Setting the management server to HTTP in Keycloak 25

I’ve read the documentation here Configuring the Management Interface - Keycloak and I can’t find a solution to this. When I run Keycloak with metrics and health enabled, I see that it comes up with

Keycloak 25.0.0 on JVM (powered by Quarkus 3.8.5) started in 7.471s. Listening on:
http://0.0.0.0:8080 and https://0.0.0.0:8443.
Management interface listening on https://0.0.0.0:9000.

How can I get the management server to run over HTTP, rather than HTTPS?

For reference, I am also setting the following parameters:

KC_HTTP_ENABLED: 'true'
KC_PROXY_HEADERS: 'xforwarded'
KC_HTTP_MANAGEMENT_PORT: 9000
KC_HTTP_RELATIVE_PATH: /auth

What am I missing? Is this possible?

1 Like

IMHO it’s not possible to run the mgmt interface on http, if the “main” server has https certificates configured. You can only configure different certificates for the mgmt interface, but not run it on http.
Or, you have to operate completely without http on the Keycloak server, then also mgmt is http.
:man_shrugging:

Thanks for the clarification. Although, it’s not a particularly “clear” choice, IMO. I’m sticking with KC_LEGACY_OBSERVABILITY_INTERFACE for now, and then will figure out what to do between now and 26.

1 Like

Discuss it with the team!
For metrics, I don’t see a big issue.
For health, yes, there might be issues with LBs not able to use proper https for health checks.

1 Like

I’m planning to. First I want to get a sense of how things work so I can write a good issue. LBs are definitely a problem, but metrics also potentially. A lot of customers I work with, for better or worse, run http for internal things like metrics. Furthermore, a lot of people run http exclusively internally and let their ingress/LBs handle SSL termination for requests from the outside world. I don’t have to agree with it in order to need to figure out a solution for them.

1 Like

Yes, for the “agree”, no for the solution.
I usually tell most of my customers, that they will eventually have to deal with the requirements a software has, if they want to use it. These “features” will increase in the future. So better be prepared, than be late :wink:

1 Like

If anyone gets to this post and is looking for a temporary fix in their k8s environment, I validated that k8s http probes, which can be used for readiness and liveness probes, do not by default check the cert for validity:

If scheme field is set to HTTPS, the kubelet sends an HTTPS request skipping the certificate verification.

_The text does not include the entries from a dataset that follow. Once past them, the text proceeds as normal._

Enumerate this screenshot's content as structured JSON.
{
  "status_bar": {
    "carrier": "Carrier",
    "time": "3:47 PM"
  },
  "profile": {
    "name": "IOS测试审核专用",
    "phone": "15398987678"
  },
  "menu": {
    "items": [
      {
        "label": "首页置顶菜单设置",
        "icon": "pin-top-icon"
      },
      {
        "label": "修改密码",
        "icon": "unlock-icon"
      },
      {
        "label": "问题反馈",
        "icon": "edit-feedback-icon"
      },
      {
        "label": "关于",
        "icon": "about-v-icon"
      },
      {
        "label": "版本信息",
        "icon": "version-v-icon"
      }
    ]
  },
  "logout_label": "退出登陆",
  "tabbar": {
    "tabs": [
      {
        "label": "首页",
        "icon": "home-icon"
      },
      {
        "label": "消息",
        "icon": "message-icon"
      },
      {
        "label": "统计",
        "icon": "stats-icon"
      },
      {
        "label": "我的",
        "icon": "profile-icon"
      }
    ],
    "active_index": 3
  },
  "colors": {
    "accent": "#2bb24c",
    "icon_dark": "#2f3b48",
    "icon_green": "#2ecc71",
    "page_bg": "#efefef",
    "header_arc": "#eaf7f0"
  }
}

hi i think it’s related but i’m not sure…
i’m upgrading from18 to 25 and getting the following error

“Key material not provided to setup HTTPS. Please configure your keys/certificates or start the server in development mode.”

how can i solve it i tried
ENV KC_HOSTNAME_STRICT_HTTPS=“false”

but it doesn’t seems to help

I really think this was a bad idea to only allow https for the management interface.
This can be problematic when running behing a reverse-proxy on which we have no control.
It should be possible to enable both http and https for the management interface, like it is for the ‘normal’ interface.

Valid opinion, @omasseau. But complaining here doesn‘t help as this is a community forum to get help from the community. If you have valid arguments to improve Keycloak, you should start a discussion at Keycloak‘s GitHub repository, as this is the place where maintainers read.